[Date Prev][Date Next][Thread Prev][Thread Next][Date Index][Thread Index]

Re: Status of Operational issues with Tiny Fragments in IPv6



On May 26, 2006, at 1:21 AM, Elwyn Davies wrote:
I would suggest that rather than making this into a separate draft we can look at improving the text in the security overview (if necessary) given that we are probably going to have to do *another* round on this one.

That seems rational to me.

A quick comment:

- no overlapping fragments and
- non-last fragments to be close to the guaranteed minimum MTU.

I think the latter point wants to read "non-last fragments close to the PATH MTU, and therefore at least as large as the largest fragment size less than or equal in size to the minimum MTU."
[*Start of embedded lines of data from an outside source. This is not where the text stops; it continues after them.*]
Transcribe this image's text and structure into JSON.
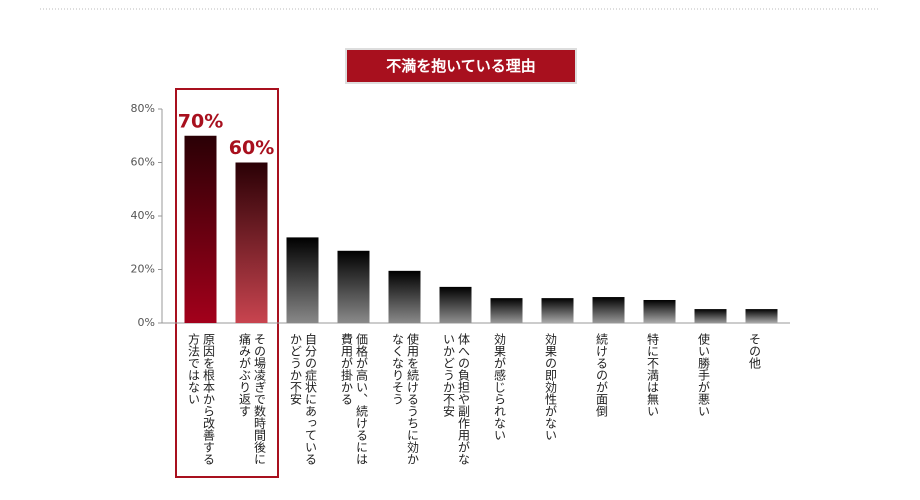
{
  "chart_data": {
    "type": "bar",
    "title": "不満を抱いている理由",
    "categories": [
      "原因を根本から改善する方法ではない",
      "その場凌ぎで数時間後に痛みがぶり返す",
      "自分の症状にあっているかどうか不安",
      "価格が高い、続けるには費用が掛かる",
      "使用を続けるうちに効かなくなりそう",
      "体への負担や副作用がないかどうか不安",
      "効果が感じられない",
      "効果の即効性がない",
      "続けるのが面倒",
      "特に不満は無い",
      "使い勝手が悪い",
      "その他"
    ],
    "values": [
      70,
      60,
      32,
      27,
      19.5,
      13.5,
      9.3,
      9.3,
      9.7,
      8.6,
      5.2,
      5.2
    ],
    "value_labels": [
      "70%",
      "60%",
      null,
      null,
      null,
      null,
      null,
      null,
      null,
      null,
      null,
      null
    ],
    "colors": [
      "#a3001b",
      "#c8444f",
      "#888888",
      "#8a8a8a",
      "#8a8a8a",
      "#909090",
      "#999999",
      "#aaaaaa",
      "#999999",
      "#aaaaaa",
      "#999999",
      "#aaaaaa"
    ],
    "ylim": [
      0,
      80
    ],
    "yticks": [
      {
        "value": 0,
        "label": "0%"
      },
      {
        "value": 20,
        "label": "20%"
      },
      {
        "value": 40,
        "label": "40%"
      },
      {
        "value": 60,
        "label": "60%"
      },
      {
        "value": 80,
        "label": "80%"
      }
    ],
    "grid": false
  }
}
There is a discussion of fragmentation and reassembly in RFC 1812 section 4.2.2.7 that may be useful to reference, or at least learn lessons from. In part, this results from the behavior of NIC cards in the late 1980's that couldn't reliably receive datagrams back to back for very long due to chip or memory issues, and partly this is is due to brain-dead behaviors in early end-station OS's. One issue was that many systems sent packets at the minimum MTU size (then 576 bytes, derived from the memory structure of the Fuzzball and BBN Routers) rather than at the path MTU, which meant that there were greater opportunities for per-datagram errors because there were more of them. There were also various strategies on how to fragment - should the first datagram be the smallest, the last, or should the fragmenting system try to make them all approximately the same size? It makes some specific recommendations:

4.2.2.7 Fragmentation: RFC 791 Section 3.2

   Fragmentation, as described in [INTERNET:1], MUST be supported by a
   router.

When a router fragments an IP datagram, it SHOULD minimize the number of fragments. When a router fragments an IP datagram, it SHOULD send the fragments in order. A fragmentation method that may generate one
   IP fragment that is significantly smaller than the other MAY cause
   the first IP fragment to be the smaller one.

   DISCUSSION
      There are several fragmentation techniques in common use in the
      Internet.  One involves splitting the IP datagram into IP
      fragments with the first being MTU sized, and the others being
approximately the same size, smaller than the MTU. The reason for
      this is twofold.  The first IP fragment in the sequence will be
      the effective MTU of the current path between the hosts, and the
      following IP fragments are sized to minimize the further
      fragmentation of the IP datagram.  Another technique is to split
      the IP datagram into MTU sized IP fragments, with the last
fragment being the only one smaller, as described in [INTERNET:1].

      A common trick used by some implementations of TCP/IP is to
fragment an IP datagram into IP fragments that are no larger than
      576 bytes when the IP datagram is to travel through a router.
      This is intended to allow the resulting IP fragments to pass the
      rest of the path without further fragmentation.  This would,
      though, create more of a load on the destination host, since it
would have a larger number of IP fragments to reassemble into one IP datagram. It would also not be efficient on networks where the
      MTU only changes once and stays much larger than 576 bytes.
Examples include LAN networks such as an IEEE 802.5 network with a
      MTU of 2048 or an Ethernet network with an MTU of 1500).

      One other fragmentation technique discussed was splitting the IP
      datagram into approximately equal sized IP fragments, with the
      size less than or equal to the next hop network's MTU.  This is
      intended to minimize the number of fragments that would result
      from additional fragmentation further down the path, and assure
      equal delay for each fragment.

Routers SHOULD generate the least possible number of IP fragments.

      Work with slow machines leads us to believe that if it is
      necessary to fragment messages, sending the small IP fragment
      first maximizes the chance of a host with a slow interface of
      receiving all the fragments.

I think the NIC card issue (where should the smallest fragment be?) is historical and not to be worried about. But the matter of generating (by whatever algorithm) the least number of fragments that can represent a transport-level message is, I think, important.